De nouvelles frappes russes massives ont touché l’Ukraine dans la nuit de jeudi à vendredi, faisant au moins quatre morts et provoquant une crise énergétique majeure à Kiev. Selon les autorités locales, près de la moitié des immeubles résidentiels de la capitale sont privés de chauffage en pleine vague de froid. Face à la situation, le maire de Kiev, Vitali Klitschko, a appelé les habitants qui le peuvent à quitter « temporairement » la ville.
Ces bombardements ont également marqué une escalade militaire avec l’utilisation, pour la deuxième fois depuis février 2022, du missile balistique russe de nouvelle génération Orechnik. Capable d’emporter des ogives nucléaires et d’atteindre une vitesse estimée à 13 000 km/h, cet engin a notamment été utilisé dans l’ouest du pays.

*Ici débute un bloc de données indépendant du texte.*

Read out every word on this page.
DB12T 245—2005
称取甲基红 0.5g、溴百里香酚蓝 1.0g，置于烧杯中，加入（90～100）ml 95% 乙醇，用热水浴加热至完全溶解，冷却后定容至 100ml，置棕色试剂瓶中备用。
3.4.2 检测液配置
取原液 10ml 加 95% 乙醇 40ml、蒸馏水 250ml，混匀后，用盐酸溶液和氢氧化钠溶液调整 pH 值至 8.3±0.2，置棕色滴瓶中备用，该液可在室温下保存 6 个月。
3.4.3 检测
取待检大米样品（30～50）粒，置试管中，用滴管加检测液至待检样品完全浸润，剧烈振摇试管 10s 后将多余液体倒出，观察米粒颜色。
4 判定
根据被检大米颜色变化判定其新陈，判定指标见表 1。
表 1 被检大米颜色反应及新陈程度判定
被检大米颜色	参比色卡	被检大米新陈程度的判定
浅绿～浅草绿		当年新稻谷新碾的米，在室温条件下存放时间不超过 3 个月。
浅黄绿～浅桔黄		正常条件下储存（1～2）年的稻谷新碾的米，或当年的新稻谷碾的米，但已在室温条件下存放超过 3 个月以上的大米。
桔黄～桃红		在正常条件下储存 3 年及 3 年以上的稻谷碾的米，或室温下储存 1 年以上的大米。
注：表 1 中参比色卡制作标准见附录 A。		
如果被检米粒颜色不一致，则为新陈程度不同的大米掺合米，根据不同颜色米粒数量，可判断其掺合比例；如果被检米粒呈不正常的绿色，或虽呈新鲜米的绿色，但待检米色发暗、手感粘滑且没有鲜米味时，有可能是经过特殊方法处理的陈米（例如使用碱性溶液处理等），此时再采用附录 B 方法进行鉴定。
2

L’Union Européenne ainsi que Paris, Berlin et Londres ont dénoncé une « escalade » de Moscou, tandis que le ministre ukrainien des Affaires étrangères, Andriï Sybiga, a qualifié cette attaque près de la frontière de l’UE et de l’Otan de « test pour l’alliance transatlantique ».
Plus de 400 000 foyers privés de chauffage
A Kiev, l’attaque a touché une quarantaine de sites, faisant 26 blessés en plus des quatre morts recensés par le parquet. L’opérateur énergétique privé DTEK indique que 417 000 foyers ont été privés de chauffage, alors que les températures oscillaient entre – 7 °C et – 12 °C. Le président ukrainien Volodymyr Zelensky a appelé à une « réaction claire » de la communauté internationale.